Quelques exemplaires du message ainsi envoyé aux 691 communes de Seine-et-Oise sont conservés aux Archives départementales du Val-d’Oise :

« Veuillez dès maintenant prendre toutes dispositions pour qu’à 4h30 cet après-midi sauf avis contraire les cloches de toutes les églises de toutes les villes, de tous les villages, de tous les hameaux sonnent à toute volée à la même heure. Veuillez faire pavoiser et illuminer tous les édifices publics aux couleurs alliées. Mettez-vous en outre d’accord dès maintenant avec [les] autorités militaires pour qu’à 4h30 sauf avis contraire des salves d’artillerie soient tirées [au maximum]. »

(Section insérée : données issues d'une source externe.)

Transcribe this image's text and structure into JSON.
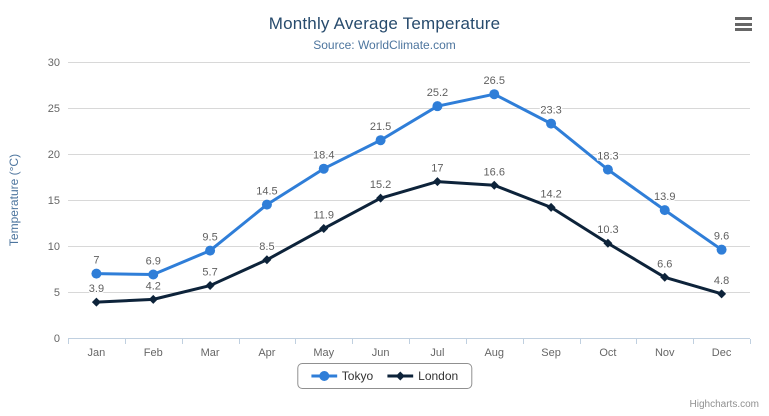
{
  "header": {
    "title": "Monthly Average Temperature",
    "subtitle": "Source: WorldClimate.com"
  },
  "menu_icon": "hamburger-menu",
  "credits_label": "Highcharts.com",
  "chart_data": {
    "type": "line",
    "title": "Monthly Average Temperature",
    "subtitle": "Source: WorldClimate.com",
    "categories": [
      "Jan",
      "Feb",
      "Mar",
      "Apr",
      "May",
      "Jun",
      "Jul",
      "Aug",
      "Sep",
      "Oct",
      "Nov",
      "Dec"
    ],
    "series": [
      {
        "name": "Tokyo",
        "color": "#2f7ed8",
        "marker": "circle",
        "values": [
          7,
          6.9,
          9.5,
          14.5,
          18.4,
          21.5,
          25.2,
          26.5,
          23.3,
          18.3,
          13.9,
          9.6
        ]
      },
      {
        "name": "London",
        "color": "#0d233a",
        "marker": "diamond",
        "values": [
          3.9,
          4.2,
          5.7,
          8.5,
          11.9,
          15.2,
          17,
          16.6,
          14.2,
          10.3,
          6.6,
          4.8
        ]
      }
    ],
    "xlabel": "",
    "ylabel": "Temperature (°C)",
    "ylim": [
      0,
      30
    ],
    "yticks": [
      0,
      5,
      10,
      15,
      20,
      25,
      30
    ],
    "grid": true,
    "data_labels": true,
    "legend_position": "bottom",
    "colors": {
      "grid_line": "#d8d8d8",
      "axis_line": "#c0d0e0",
      "tick": "#c0d0e0",
      "axis_text": "#666666",
      "data_label_text": "#606060",
      "title_text": "#274b6d",
      "subtitle_text": "#4d759e",
      "legend_border": "#909090",
      "legend_text": "#333333",
      "credits_text": "#909090"
    }
  }
}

Joseph Canal, préfet de Seine-et-Oise

Le document présenté a été déposé à 11h13. Nous ne disposons pas du télégramme reçu par le préfet de Seine-et-Oise, Joseph Canal ; toutefois, des documents similaires conservés dans d’autres services d’archives départementales attestent d’une transmission du ministère aux préfets à 12h 301. Par ailleurs, si la mention d’un horaire – 16h30 – pour organiser les réjouissances figure dans une note du ministère aux préfets conservée aux archives de Bordeaux Métropole2, elle n’apparaît pas sur les télégrammes consultés. Joseph Canal, nommé directeur du personnel au ministère de l’Intérieur dès janvier 1919, disposait-il de contacts lui ayant permis de diffuser précocement la nouvelle aux communes ?

En dehors de ce détail, le texte reprend mot pour mot celui émanant du ministère, ce qui ne fut pas le cas partout : à Langan (Ille-et-Vilaine), le maire reçut un laconique : « Armistice signé – Hostilités suspendues à midi (sic) – Pavoiser et sonner les cloches »3. Ailleurs, le passage concernant les salves d’artillerie fut souvent omis et remplacé par des envolées patriotiques !4

La nouvelle se répand

Les instructions du préfet furent-elles suivies ? De façon générale, les nombreux témoignages relatifs à cette journée font ressortir le caractère spontané des manifestations de joie et ce, dès le matin. Dans Le Journal d’Argenteuil du 17 novembre 19185, on lit : « Peu d’instants après l’heure fixée pour la cessation des hostilités, M. Defresne-Bast, maire, faisait placarder [une affiche] sur les murs pour inviter les habitants à illuminer et pavoiser leurs demeures […] ». Mais aucun rassemblement au son des cloches et des canons n’est mentionné dans le compte-rendu.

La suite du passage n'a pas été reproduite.